Егордан все еще лежит, застыв на месте, и его старая доха сливается с прошлогодней грязно-желтой травой. Какое великолепное оперение у селезня: вокруг шеи узкая белая полосочка, а у хвоста несколько йссиня-черных перьев, красиво отведенных назад. Когда он сидит на воде, то кажется пегим и отчетливо отражается в зеркале озера.
Но вот селезень успокаивается. То-поднимая кичливо голову, то опуская ее, он исторгает из груди любовные и страстные звуки и, слегка распушив перья, плавает вокруг своей серенькой подруги. А утка капризничает, держит шею так, будто не может достать из воды пищу, и лишь едва поклевывает осоку. В такую минуту Егордан быстро ползет к воде и незаметно подбирается все ближе и ближе.
Отец обычно не бьет уток, и Никитка, зная это, не спускает глаз с селезня.

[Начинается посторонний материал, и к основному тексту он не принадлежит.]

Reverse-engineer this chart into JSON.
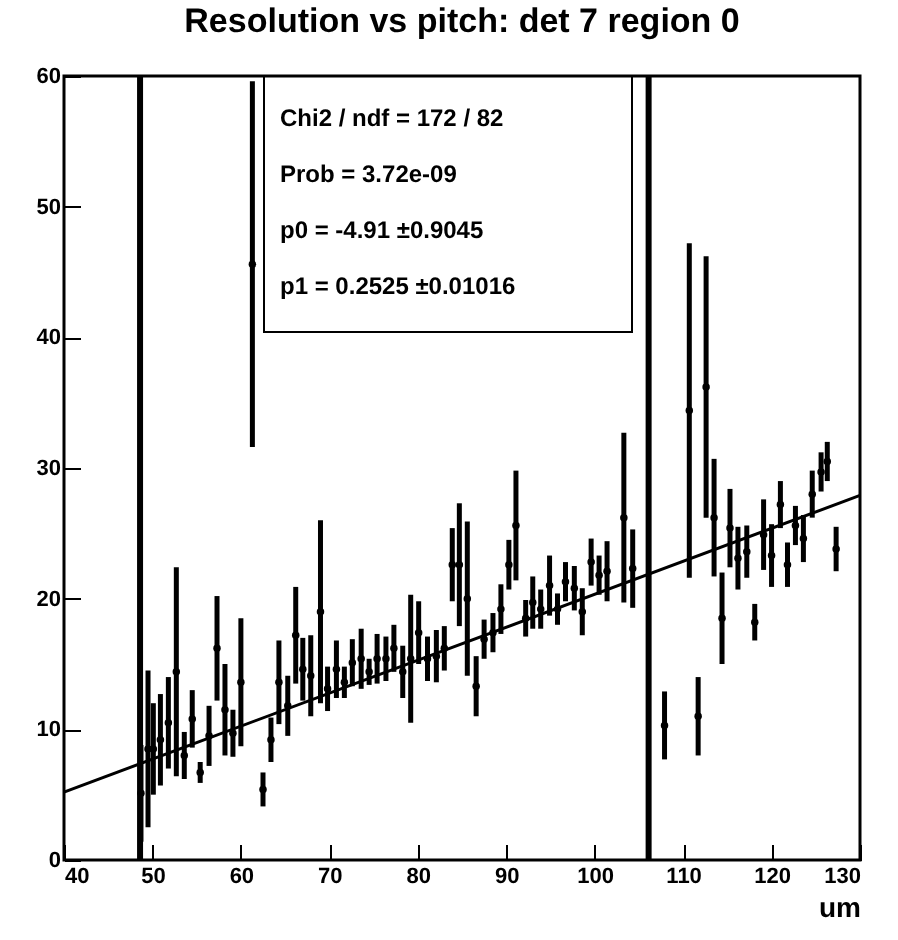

Наконец охотник слегка приподнимается и прикладывает ружье к плечу. Сердце Никитки останавливается, он замирает в ожидании, и ему даже кажется, будто на мгновение умолк вечный шорох камыша. Дуло дробовика вдруг подскакивает и выдыхает сноп дыма. Раздается выстрел. Селезень резко погружается в воду. Спотыкаясь и падая, мальчик со всех ног мчится к отцу. Добежав, он прыгает от нетерпения на месте и звонко кричит:
— Скорей!.. Скорей!.. Уйдет! Уйдет!..
А отец улыбается. Блестят на солнце его крупные зубы, смеются большие глаза.
— Ох, какой нетерпеливый! Не уйде-ет!..
Неторопливо раздевшись, Егордан медленно входит в ледяную воду и достает птицу. Он прикидывает селезня на вес, ощупывает его и кидает мальчику на берег.
Потом Егордан долго протирает ружье и снова заряжает его. А Никитка держит красавца селезня, стараясь пошире расправить ему крылья.
Старики говорят: если ребенок играет добычей, тогда дичь уходит, не дождавшись охотника. Егордану эго известно, и ему очень не нравится, что Никитка забавляется селезнем, но и омрачать радость сына тоже не хочется. И, улыбнувшись, Егордан, чтобы не разгневать покровителя дичи Баяная, отворачивается от мальчика, будто не видит, чем он занят.
Тут Никитка вдруг вспоминает, что кряква, испугавшись выстрела, исчезла и больше не появлялась.
— Пап, утка-то улетела!
— А как же иначе… Так всегда бывает. Если б я убил ее, этот бедняга обязательно прилетел бы плакать и горевать. А она улетела и теперь даже не вспомнит о нем.
Егордан пренебрежительно взмахивает рукой, показывая этим жестом, насколько он изверился в женском поле, но в это время снова случайно замечает, что Никитка продолжает играть с селезнем, и, быстро отвернувшись, протягивает сыну руку:
— Э, дай-ка мне его, дружок… И пойдем.